Many ISPs, small and medium enterprises (SMEs) and universities are becoming acutely aware of the problems associated with spam emanating from within their networks. Just about anyone who manages on-premise email services understands the necessity of filtering inbound email to remove spam and other annoying or harmful content.
Outbound mail is another animal, and easily overlooked by many organizations –until it bites. All it takes is a single virus outbreak on your network or compromised email account. Even a few hours of worth of spam egress can add up to days or weeks of damage control for smaller organizations.
If your early warning system consists of a sudden influx of abuse reports, or discovery of an abnormal number of destination mail servers suddenly rejecting your mail, you’ll soon find yourself engaged in the unpleasant task of de-listing your MTAs from a litany of independently controlled blacklists, each with different and sometimes complex removal requirements. Adding insult to the injury of your now tarnished reputation are the headaches and confusion users suffer when their mail is unexpectedly delayed or outright discarded.
But before you can even begin to unknot the problems caused by an outbound spam leak, you first need to identify the source of the breach. This is not often an easy or a straightforward process. Should another wave of spam emanate from your infrastructure, many blacklist operators will be less forgiving the second time around.
Hijacking Methods Abound
There are many ways spammers can hijack an organization to perform their dirty work. For example, targeted attacks like spear phishing, commonly directed at universities, ISPs and ESPs can net a surprisingly high response rate. This gives spammers a foothold into the network where they can then authenticate as legitimate users.

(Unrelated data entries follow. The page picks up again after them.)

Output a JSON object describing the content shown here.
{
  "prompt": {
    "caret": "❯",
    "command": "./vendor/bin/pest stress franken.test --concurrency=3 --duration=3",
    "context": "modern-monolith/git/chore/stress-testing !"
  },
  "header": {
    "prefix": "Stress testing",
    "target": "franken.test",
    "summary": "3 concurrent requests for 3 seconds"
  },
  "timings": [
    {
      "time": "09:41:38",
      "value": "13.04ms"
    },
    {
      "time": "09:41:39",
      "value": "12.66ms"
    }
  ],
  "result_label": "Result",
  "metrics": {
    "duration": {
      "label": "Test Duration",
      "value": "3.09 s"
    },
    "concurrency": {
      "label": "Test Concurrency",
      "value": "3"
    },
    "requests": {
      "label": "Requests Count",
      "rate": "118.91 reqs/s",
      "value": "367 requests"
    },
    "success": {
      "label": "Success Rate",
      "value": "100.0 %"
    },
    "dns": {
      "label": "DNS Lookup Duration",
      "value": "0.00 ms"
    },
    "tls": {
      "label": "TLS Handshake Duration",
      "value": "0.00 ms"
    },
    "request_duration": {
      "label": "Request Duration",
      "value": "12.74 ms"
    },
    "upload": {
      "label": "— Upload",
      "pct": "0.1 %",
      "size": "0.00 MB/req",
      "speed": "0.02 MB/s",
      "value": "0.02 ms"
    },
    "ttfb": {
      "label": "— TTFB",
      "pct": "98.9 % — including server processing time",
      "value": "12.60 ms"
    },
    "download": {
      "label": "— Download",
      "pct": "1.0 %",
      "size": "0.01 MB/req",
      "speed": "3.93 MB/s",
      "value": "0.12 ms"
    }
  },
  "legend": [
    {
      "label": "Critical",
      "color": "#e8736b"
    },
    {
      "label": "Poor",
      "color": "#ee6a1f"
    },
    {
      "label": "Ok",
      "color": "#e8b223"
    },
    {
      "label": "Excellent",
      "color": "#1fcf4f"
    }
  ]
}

Other methods involve compromised machines infected with Trojans and in some cases, spam can be sent unchecked through corporate borders simply because the traffic originates from a workstation turned zombie inside the DMZ.
Naive Assumptions About Inbound Solutions
The outbound spam problem differs considerably from inbound spam. But many people, IT staff included, are unaware of the challenges of stopping outbound spam even if they are well versed in techniques that prevent inbound spam. A common, yet naïve assumption that simply reversing an inbound solution will suffice for filtering the outbound stream can quickly lead to unhappy users; the problem is not symmetric.
Look at it this way: For inbound mail, almost every connection made to your filter is a spammer, but for outbound, almost every connection is legitimate. This asymmetry is an important observation because many of the assumptions about inbound mail filtering don’t apply to outbound filtering.
In fact, gray listing (in-session defenses), IP/sender reputation (RBLs, black/white lists), and knowledge of valid recipients are the primary front-line defenses utilized by nearly all inbound spam filters. Yet these make less sense and are less effective, and can even cause problems for legitimate mail when applied to the outbound stream.
Not being able to rely on these mainstay techniques to remove the bulk of outbound spam requires fresh thinking on how to distinguish good messages from bad. What is needed is behavioral modeling, accurate content filtering and sensible application of throttling mechanisms, and a healthy dose of security awareness.
Frustrating Game of Whack-a-Mole
Deliverability is always a concern for spammers, and so is the overhead incurred from blasting out their messages. ISPs are a great target because their reputation can be hijacked, resulting in less delays and increased success in message acceptance at the destination. ISPs with poor outbound protection are also much less likely to even notice an outbound spam problem until the damage is already done.
As for SMEs and universities, they often don’t have the staff required to ensure their systems are secure, or to track down the source of a breach once it has occurred. The task of identifying compromised accounts can become a frustrating game of whack-a-mole while the scammers are busy leveraging the institution’s computational horse-power and bandwidth for their own ends.